Ndebele likened the situation black people found themselves then to that of roosters that he and his family kept, and from time to time, especially when his family were hosting visitors, they would kill such roosters to feed the visitors. This caused immense discomfort among especially the young in the Ndebele household, who had developed a relationship with these chickens.
“There was one big rooster, which during its prime could fight successfully the young ones, but sadly as it got older it was overpowered by the young to our pain and disappointment, and when we eventually killed it, we could not bring ourselves to eat it. Rather we gave it to our neighbours to eat. These chickens had personality. The conditions of the chickens were therefore similar to those of the black people settled in the townships, whose presence there was to provide labour to white people,” Ndebele explained.
However he explained that the story of the chickens was in fact not his idea, but that of his playwright son Makhaola Ndebele.
“In post-apartheid South Africa there is a nice word to describe similar living conditions to the ones that Modisane wrote about –they are called informal settlements. Although we understand why these settlements exist, in reality they are actually a reproduction of similar conditions under which black people lived during apartheid,” Ndebele said. Ndebele wrote the foreword to Blame Me on History, having been asked to do so by the man behind the republication of this book, Siphiwo Mahala, who teaches English at the University of Johannesburg.
Mahala himself in 2023 published in important book on Can Themba titled Can Themba: The Making and Breaking of an Intellectual Tsotsi, a biography of the late Drum writer who died in Swaziland. Mahala got a doctorate degree for his efforts. And just like Modisane, Can Themba died under difficult circumstances as his writing was banned in South Africa and was forced to leave the country ending up in Swaziland where he died as a broken man who turned to excessive consumption of alcohol to copy with his difficuklty situation.
Modisane however left the country illegally via Botswana and later found himself in the US. It is the first time that this book has been republished in South Africa since its banning during apartheid, coming a few days before what could have been Modisane’s 100th year birthday, Mahala explained at the launch.
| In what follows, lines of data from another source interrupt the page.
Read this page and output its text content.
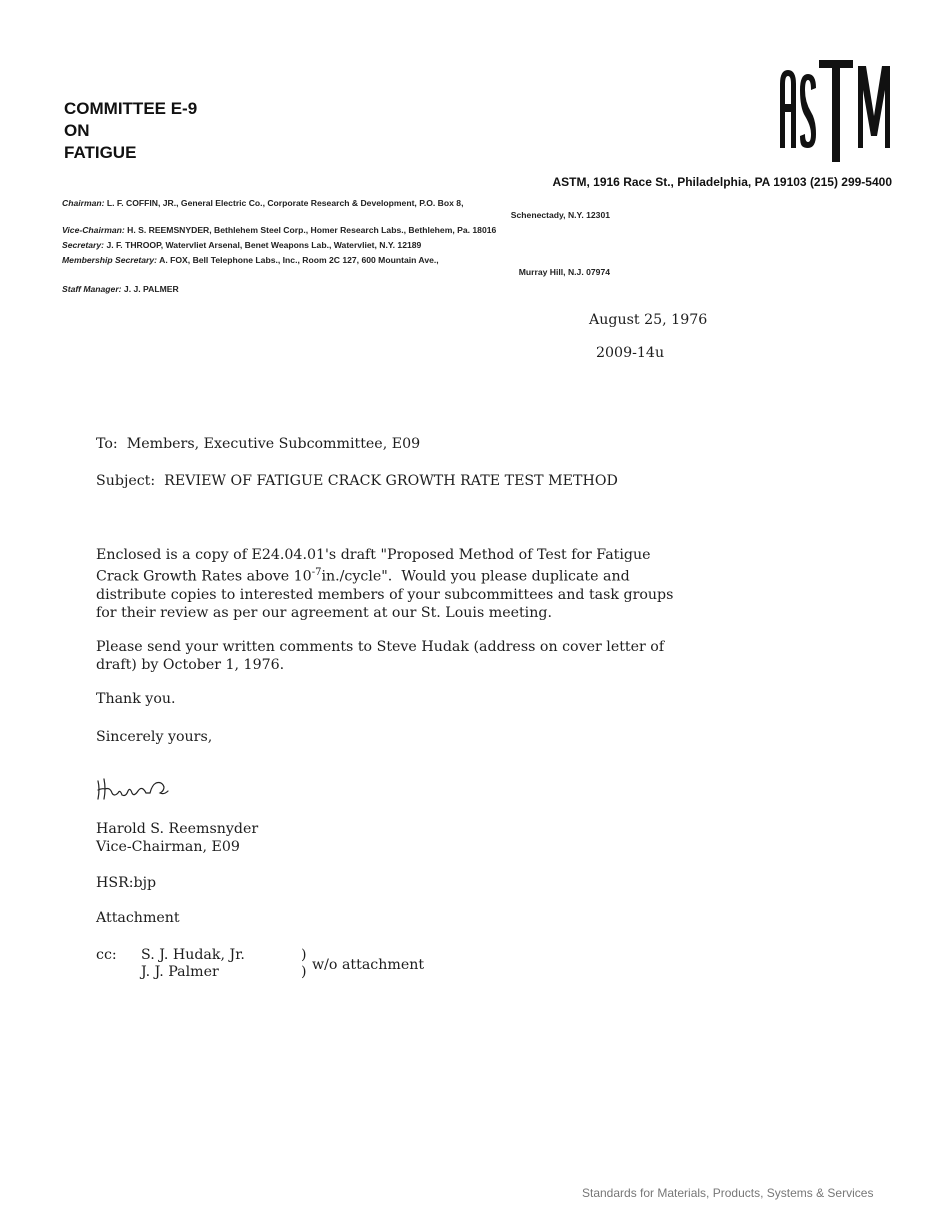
COMMITTEE E-9
ON
FATIGUE
ASTM
ASTM, 1916 Race St., Philadelphia, PA 19103 (215) 299-5400
Chairman: L. F. COFFIN, JR., General Electric Co., Corporate Research & Development, P.O. Box 8,
Schenectady, N.Y. 12301
Vice-Chairman: H. S. REEMSNYDER, Bethlehem Steel Corp., Homer Research Labs., Bethlehem, Pa. 18016
Secretary: J. F. THROOP, Watervliet Arsenal, Benet Weapons Lab., Watervliet, N.Y. 12189
Membership Secretary: A. FOX, Bell Telephone Labs., Inc., Room 2C 127, 600 Mountain Ave.,
Murray Hill, N.J. 07974
Staff Manager: J. J. PALMER
August 25, 1976
2009-14u
To:  Members, Executive Subcommittee, E09
Subject:  REVIEW OF FATIGUE CRACK GROWTH RATE TEST METHOD
Enclosed is a copy of E24.04.01's draft "Proposed Method of Test for Fatigue
Crack Growth Rates above $10^{-7}in$./cycle".  Would you please duplicate and
distribute copies to interested members of your subcommittees and task groups
for their review as per our agreement at our St. Louis meeting.
Please send your written comments to Steve Hudak (address on cover letter of
draft) by October 1, 1976.
Thank you.
Sincerely yours,
Harold S. Reemsnyder
Vice-Chairman, E09
HSR:bjp
Attachment
cc: S. J. Hudak, Jr.	)
J. J. Palmer	) w/o attachment
Standards for Materials, Products, Systems & Services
The launch also coincided with the award of the UJ Prize to a number of writers, whose books were judged alongside the 100 that a panel had to go through.
Ndebele who has over the years held senior academic positions such as Vice -Chancellor of the University of Cape Town and Chancellor of the University of Johannesburg and is currently the Chairperson of the Nelson Mandela Foundation, continues to write prolifically, producing both academic work and creative work.
Perhaps his most famous writing that continues to be cited by several authors today is the essay Rediscovery of the Ordinary presented at an international conference about black writing in the UK, which places more value to writing about ordinary everyday things over the spectacle, particularly by black writers responding to the political situation during apartheid.